Clymene · 09/02/2021 16:41

Absolutely don't marry him.

percypetulant · 09/02/2021 16:41

Marriage is a financial contract. All the romance, love, religious baggage is frills. At its heart, it's a property transaction.

I wouldn't go into business with a bankrupt. Marriage is a business transaction.

cheeseismydownfall · 09/02/2021 16:45

Just don't marry him. The primary function of marriage is to create a legal contract between two people, specifically around financial responsibilities and obligations.
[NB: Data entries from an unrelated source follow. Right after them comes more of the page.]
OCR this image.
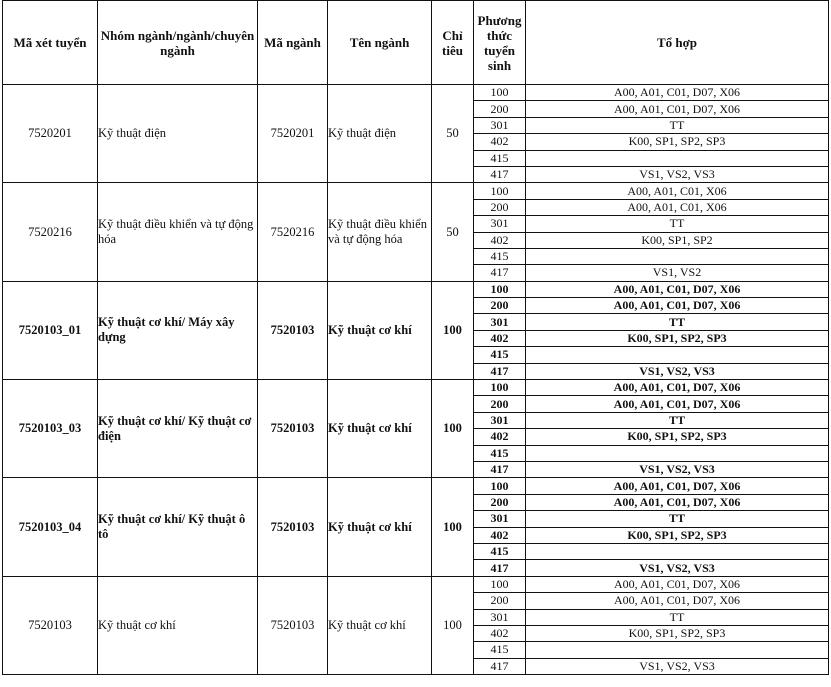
Mã xét tuyển	Nhóm ngành/ngành/chuyên ngành	Mã ngành	Tên ngành	Chỉ tiêu	Phương thức tuyển sinh	Tổ hợp
7520201	Kỹ thuật điện	7520201	Kỹ thuật điện	50	100	A00, A01, C01, D07, X06
					200	A00, A01, C01, D07, X06
					301	TT
					402	K00, SP1, SP2, SP3
					415	
					417	VS1, VS2, VS3
7520216	Kỹ thuật điều khiển và tự động hóa	7520216	Kỹ thuật điều khiển và tự động hóa	50	100	A00, A01, C01, X06
					200	A00, A01, C01, X06
					301	TT
					402	K00, SP1, SP2
					415	
					417	VS1, VS2
7520103_01	Kỹ thuật cơ khí/ Máy xây dựng	7520103	Kỹ thuật cơ khí	100	100	A00, A01, C01, D07, X06
					200	A00, A01, C01, D07, X06
					301	TT
					402	K00, SP1, SP2, SP3
					415	
					417	VS1, VS2, VS3
7520103_03	Kỹ thuật cơ khí/ Kỹ thuật cơ điện	7520103	Kỹ thuật cơ khí	100	100	A00, A01, C01, D07, X06
					200	A00, A01, C01, D07, X06
					301	TT
					402	K00, SP1, SP2, SP3
					415	
					417	VS1, VS2, VS3
7520103_04	Kỹ thuật cơ khí/ Kỹ thuật ô tô	7520103	Kỹ thuật cơ khí	100	100	A00, A01, C01, D07, X06
					200	A00, A01, C01, D07, X06
					301	TT
					402	K00, SP1, SP2, SP3
					415	
					417	VS1, VS2, VS3
7520103	Kỹ thuật cơ khí	7520103	Kỹ thuật cơ khí	100	100	A00, A01, C01, D07, X06
					200	A00, A01, C01, D07, X06
					301	TT
					402	K00, SP1, SP2, SP3
					415	
					417	VS1, VS2, VS3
If you do not want to be bound by he terms of the contract, don't enter in to it.

JesusAteMyHamster · 09/02/2021 16:46

Marriage is a mugs game if one half of the couple brings in a lot more financially or owns their own property ........I say that for both genders.

He can contribute financially by paying towards bills. If he wants to get on the housing ladder he can buy a property and let it out so he has some security and a fall back plans if things go wrong.

But no, I wouldn't marry him.

Berthatydfil · 09/02/2021 17:02

A relative (appeared to be well set up with a mortgage free house and income) married someone who also seemed fairly similar.
However the new spouse carried on paying the mortgage for a couple more years and then handed over the now paid for house to adult child who had remained living there when parent moved in with relative when they got married.
Fast forward 10 years (trigger for long marriage) they started divorce proceedings and my relative had to sell up to pay them off as they had no savings or house etc (because they had given it away but that didn’t matter) They wanted half but in the end it was reduced but not enough to allow them to keep the house.